Former President Joe Biden then reversed Trump’s changes in 2021, but Grand Staircase-Escalante remains contested and concerns have grown for other national monuments, after executive and secretarial orders encouraging "energy exploration and production on Federal lands and waters."

In May, a Department of Justice legal opinion found that presidents have the power to revoke or reduce the size of national monuments established by past presidents under the Antiquities Act.

A cutout in the rock allows guests to continue along Bright Angel Trail in Grand Canyon National Park. Before becoming a national park, Grand Canyon was a national monument established under President Theodore Roosevelt through the Antiquities Act, according to the National Park Service.
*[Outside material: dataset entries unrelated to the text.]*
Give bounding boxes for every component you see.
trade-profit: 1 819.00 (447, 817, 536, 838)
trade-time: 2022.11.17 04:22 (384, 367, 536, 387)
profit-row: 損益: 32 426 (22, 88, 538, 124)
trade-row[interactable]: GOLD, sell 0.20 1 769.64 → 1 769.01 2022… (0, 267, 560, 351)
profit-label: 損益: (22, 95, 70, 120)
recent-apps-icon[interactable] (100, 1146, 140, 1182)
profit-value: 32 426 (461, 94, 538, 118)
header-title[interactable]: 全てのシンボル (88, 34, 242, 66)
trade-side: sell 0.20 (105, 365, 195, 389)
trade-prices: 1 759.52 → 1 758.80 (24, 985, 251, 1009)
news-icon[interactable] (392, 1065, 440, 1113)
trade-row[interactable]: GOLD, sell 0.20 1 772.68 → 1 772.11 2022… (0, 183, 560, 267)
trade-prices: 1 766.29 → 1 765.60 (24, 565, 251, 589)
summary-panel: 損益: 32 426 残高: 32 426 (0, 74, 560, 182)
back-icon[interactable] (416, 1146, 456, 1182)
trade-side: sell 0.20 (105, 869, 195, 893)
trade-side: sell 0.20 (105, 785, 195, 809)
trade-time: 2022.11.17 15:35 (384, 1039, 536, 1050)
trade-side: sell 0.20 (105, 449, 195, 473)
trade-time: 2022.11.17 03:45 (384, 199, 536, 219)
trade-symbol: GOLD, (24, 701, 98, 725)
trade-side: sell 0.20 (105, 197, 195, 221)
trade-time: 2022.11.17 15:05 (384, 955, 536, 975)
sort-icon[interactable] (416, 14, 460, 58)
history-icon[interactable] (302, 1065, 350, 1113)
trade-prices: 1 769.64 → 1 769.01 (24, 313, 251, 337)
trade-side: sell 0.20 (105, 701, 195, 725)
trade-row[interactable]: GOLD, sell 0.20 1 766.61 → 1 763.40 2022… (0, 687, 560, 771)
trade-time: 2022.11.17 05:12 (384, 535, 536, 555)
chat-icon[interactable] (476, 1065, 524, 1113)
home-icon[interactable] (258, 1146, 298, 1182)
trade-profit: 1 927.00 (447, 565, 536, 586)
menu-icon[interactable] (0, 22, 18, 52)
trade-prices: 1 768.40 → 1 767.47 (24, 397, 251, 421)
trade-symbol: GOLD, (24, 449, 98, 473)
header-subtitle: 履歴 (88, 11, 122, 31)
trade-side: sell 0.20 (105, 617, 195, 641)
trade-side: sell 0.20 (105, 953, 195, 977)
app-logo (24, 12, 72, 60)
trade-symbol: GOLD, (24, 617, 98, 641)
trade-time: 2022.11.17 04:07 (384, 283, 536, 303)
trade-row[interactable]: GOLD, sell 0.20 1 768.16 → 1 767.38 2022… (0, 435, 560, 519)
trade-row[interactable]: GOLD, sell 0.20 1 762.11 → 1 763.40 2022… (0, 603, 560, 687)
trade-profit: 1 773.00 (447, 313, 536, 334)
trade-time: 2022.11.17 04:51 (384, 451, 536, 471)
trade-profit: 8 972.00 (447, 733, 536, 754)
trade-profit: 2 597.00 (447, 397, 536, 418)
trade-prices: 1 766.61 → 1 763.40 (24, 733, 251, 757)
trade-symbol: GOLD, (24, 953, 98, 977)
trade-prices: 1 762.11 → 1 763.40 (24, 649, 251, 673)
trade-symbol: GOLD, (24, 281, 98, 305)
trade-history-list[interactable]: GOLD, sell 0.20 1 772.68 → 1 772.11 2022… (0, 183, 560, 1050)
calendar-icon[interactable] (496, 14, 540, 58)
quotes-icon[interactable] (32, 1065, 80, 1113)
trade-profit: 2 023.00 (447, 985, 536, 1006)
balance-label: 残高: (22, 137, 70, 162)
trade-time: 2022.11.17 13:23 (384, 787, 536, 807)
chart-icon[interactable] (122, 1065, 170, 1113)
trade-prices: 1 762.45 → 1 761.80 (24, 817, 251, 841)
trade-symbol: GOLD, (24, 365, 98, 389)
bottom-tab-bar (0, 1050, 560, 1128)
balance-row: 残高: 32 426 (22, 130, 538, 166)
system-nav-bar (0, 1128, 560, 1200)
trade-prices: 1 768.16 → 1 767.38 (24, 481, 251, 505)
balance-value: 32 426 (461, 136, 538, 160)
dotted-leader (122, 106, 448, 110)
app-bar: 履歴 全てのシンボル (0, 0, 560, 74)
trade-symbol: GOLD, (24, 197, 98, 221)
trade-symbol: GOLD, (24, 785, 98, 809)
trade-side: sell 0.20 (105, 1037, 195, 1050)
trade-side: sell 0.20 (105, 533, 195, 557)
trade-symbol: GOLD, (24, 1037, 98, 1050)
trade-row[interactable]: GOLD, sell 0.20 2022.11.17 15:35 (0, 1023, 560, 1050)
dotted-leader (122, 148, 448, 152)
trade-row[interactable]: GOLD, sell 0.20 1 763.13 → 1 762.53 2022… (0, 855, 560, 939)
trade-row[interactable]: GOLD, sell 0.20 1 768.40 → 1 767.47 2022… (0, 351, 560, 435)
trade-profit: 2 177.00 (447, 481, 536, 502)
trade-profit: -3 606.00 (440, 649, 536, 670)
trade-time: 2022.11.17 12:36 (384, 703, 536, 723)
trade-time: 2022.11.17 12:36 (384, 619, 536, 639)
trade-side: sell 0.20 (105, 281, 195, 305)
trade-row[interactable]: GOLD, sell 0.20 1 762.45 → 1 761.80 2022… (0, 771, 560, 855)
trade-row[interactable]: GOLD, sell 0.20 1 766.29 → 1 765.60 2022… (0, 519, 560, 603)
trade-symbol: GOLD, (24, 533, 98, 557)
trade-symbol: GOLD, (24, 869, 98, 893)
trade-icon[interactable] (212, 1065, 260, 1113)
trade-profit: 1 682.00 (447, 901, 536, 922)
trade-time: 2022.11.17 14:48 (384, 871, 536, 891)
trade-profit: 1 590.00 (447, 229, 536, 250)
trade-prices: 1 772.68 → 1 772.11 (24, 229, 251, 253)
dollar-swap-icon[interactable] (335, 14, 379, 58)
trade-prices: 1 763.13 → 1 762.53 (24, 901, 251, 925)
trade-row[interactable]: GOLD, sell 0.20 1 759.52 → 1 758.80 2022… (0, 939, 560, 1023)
The park is bordered by other public lands.

The National Parks Conservation Association previously shared a list of potential targets, including some within the National Park System.

"I absolutely believe national monuments are still threatened," Brengel said. "What we're hearing is that they're trying to figure out monuments that are legally vulnerable ... The administration is continuing to push for energy development and so we are making an assumption that they are going to specifically target places where they think they can develop fossil fuels or some kind of mining."

Even if national monuments are spared, she and Wade noted many national parks are bordered by other types of public land and could still be impacted.

"If you have mining activity right on the border of a national park unit, you're going to affect the water quality going into that national park unit. You're going to affect wildlife habitat," Brengel said.

Protected lands could also be opened up to other types of activities. This January, Burgum issued a secretarial order directing Interior agencies to reduce barriers and expand access to hunting and fishing, "where compatible with law, refuge purposes, park enabling statutes, reclamation area requirements, safety, and conservation needs."